Me bajo del coche, lo cierro con llave —aunque en esa zona de Los Ángeles no pillarían a nadie con una birria de coche como el mío, ni siquiera a un delincuente— y entro en el centro comercial pensando en maquillajes, zapatos y bolsos. Prohibido pensar en Damien Stark.
La escalera mecánica me lleva arriba y arriba, como si me arrancara de las tinieblas del infierno hacia un resplandeciente paraíso. Hay gente guapa por todas partes y todos nos parecemos un poco con nuestra apariencia como de plástico: yo, la gente e incluso los maniquíes de los escaparates. Todos nos escondemos tras una fachada mientras nos ocupamos de nuestras cosas y fingimos ser perfectamente perfectos.

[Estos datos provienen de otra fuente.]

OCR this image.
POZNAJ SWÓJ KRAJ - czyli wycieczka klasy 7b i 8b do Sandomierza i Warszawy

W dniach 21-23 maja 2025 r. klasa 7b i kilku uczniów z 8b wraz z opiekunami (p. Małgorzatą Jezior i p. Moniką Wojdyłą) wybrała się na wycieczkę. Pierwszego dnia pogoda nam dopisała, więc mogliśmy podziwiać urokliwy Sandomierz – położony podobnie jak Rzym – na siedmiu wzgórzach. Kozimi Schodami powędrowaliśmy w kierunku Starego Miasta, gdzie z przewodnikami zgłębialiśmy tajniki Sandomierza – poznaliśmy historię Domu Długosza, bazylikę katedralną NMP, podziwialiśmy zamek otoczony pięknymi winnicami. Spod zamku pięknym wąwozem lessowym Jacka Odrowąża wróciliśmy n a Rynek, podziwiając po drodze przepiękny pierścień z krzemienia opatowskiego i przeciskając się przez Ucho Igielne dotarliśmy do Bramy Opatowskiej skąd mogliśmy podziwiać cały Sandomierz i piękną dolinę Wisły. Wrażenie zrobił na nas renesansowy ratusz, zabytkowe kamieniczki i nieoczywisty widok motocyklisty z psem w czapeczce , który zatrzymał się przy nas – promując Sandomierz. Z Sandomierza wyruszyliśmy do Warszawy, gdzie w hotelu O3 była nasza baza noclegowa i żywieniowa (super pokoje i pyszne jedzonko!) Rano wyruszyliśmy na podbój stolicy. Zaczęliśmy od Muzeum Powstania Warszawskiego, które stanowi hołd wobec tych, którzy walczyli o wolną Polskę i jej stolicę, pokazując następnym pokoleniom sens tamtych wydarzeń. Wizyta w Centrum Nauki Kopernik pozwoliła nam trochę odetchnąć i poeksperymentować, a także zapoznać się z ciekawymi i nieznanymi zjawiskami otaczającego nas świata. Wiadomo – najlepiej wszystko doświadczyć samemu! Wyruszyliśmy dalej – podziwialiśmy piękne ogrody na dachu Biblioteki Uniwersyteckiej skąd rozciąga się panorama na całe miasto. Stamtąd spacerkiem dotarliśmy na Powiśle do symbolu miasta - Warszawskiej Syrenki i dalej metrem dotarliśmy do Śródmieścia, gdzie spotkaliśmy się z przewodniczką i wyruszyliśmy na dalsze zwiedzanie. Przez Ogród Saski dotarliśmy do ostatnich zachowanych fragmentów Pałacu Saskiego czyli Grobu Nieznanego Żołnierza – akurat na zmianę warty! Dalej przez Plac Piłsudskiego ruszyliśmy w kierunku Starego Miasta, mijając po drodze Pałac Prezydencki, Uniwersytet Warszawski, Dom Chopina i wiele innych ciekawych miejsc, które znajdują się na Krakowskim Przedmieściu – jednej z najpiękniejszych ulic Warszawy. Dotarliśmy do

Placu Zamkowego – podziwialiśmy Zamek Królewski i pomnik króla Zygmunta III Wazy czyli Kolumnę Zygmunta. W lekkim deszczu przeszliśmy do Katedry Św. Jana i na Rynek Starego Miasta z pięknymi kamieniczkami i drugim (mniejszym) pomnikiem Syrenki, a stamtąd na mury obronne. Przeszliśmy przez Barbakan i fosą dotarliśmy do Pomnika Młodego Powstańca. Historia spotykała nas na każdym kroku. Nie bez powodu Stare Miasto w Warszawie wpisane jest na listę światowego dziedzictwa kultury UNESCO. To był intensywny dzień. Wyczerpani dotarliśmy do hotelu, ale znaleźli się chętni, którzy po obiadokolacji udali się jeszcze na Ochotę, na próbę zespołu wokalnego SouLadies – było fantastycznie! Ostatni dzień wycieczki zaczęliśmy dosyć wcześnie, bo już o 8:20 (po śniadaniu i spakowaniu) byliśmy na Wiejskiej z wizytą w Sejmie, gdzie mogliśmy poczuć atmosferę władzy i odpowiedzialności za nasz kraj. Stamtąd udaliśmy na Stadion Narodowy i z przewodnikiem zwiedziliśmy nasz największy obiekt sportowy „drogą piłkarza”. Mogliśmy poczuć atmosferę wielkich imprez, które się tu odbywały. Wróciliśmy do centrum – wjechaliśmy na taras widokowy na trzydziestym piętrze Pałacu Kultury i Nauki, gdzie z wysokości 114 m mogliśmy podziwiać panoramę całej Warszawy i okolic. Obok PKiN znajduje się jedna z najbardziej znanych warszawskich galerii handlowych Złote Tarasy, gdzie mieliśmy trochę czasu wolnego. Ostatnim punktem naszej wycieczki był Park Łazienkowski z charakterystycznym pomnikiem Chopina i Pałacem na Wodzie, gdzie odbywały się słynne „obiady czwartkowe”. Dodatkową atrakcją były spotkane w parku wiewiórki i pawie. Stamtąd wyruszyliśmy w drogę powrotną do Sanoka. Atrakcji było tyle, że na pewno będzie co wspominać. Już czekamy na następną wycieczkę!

Los bonitos vestidos me llaman como cantos de sirena, y entro y salgo de las tiendas como los residuos que arrastra la marea. Cojo prendas de los percheros, me las pongo delante de espejos triples y sonrío educadamente cuando la vendedora me dice que me quedan monísimas, que hacen que mis piernas sean muy, muy sexys y que levantaré miradas de admiración por donde vaya.
Las devuelvo todas.
En Macy’s veo un surtido de camisetas de colores junto con varios pantalones anchos de algodón con cordones y rayas azules y blancas. Compro un pantalón y un par de camisetas a juego. Luego me llevo mi pequeña bolsa a un Starbucks y pido un café con crema y un muffin de arándanos. Ropa cómoda y comida reconfortante.
Me siento junto a la ventana y observo el mundo pasar. Una vez más echo de menos mi cámara. Para mí ha sido como un refugio desde que Ashley me la regaló por Navidad durante mi segundo año de universidad. Me gusta captar los rostros fugitivos. Todos ellos constituyen un misterio. Los observo e intento adivinar sus secretos, pero es imposible. No tengo la menor idea. Es posible que esa mujer tenga un amante o que ese hombre pegue a su esposa o que esa pulcra adolescente haya robado un conjunto de ropa interior de encaje. No tengo forma de saberlo, y ese interrogante hueco y vacío me levanta el ánimo. Si yo no puedo descubrir sus secretos con solo mirarlos, ellos tampoco pueden descubrir los míos. Yo también soy un misterio para ellos. Y espero que también para Damien Stark.
No me siento orgullosa de cómo he huido de su apartamento. Sé que le debo una disculpa, pero eso tendrá que esperar. Antes debo encontrar una explicación plausible. Es posible que Stark no pueda descifrar mis secretos, pero estoy segura de que descubrirá mis mentiras.
Acabo el muffin, me levanto dispuesta a llevarme el resto del café y en ese momento comprendo el verdadero significado de mis pensamientos: tengo intención de ver otra vez a Damien Stark.
La idea me produce un cosquilleo donde se mezcla cierta ansiedad. Y también un poco de miedo. ¿Querrá verme siquiera? Y lo más importante: ¿aceptará que lo que hay entre nosotros ha llegado a su brusco y definitivo final?
Claro que lo aceptará. ¿Acaso no fue él quien dijo que era mi decisión? ¿Quién si no puso en mi mano ese poder?
Pero lo he echado a perder, me he olvidado de lo profunda que es mi debilidad. No es prudente creerse más fuerte de lo que uno es en realidad.
Mis pensamientos me acompañan por el centro comercial hasta las escaleras mecánicas. Bajo al aparcamiento y subo a mi coche. Estoy mejor aunque no me sienta completa. De todas maneras me parece bien haber tomado una decisión con respecto a Stark. Lo volveré a ver y me disculparé. Pero aún no. Dentro de unos días. Puede que en una semana. Necesito tiempo para centrarme. Tiempo para fortalecerme.
Porque para mí Damien Stark es como el crack. Tentador y muy, muy adictivo.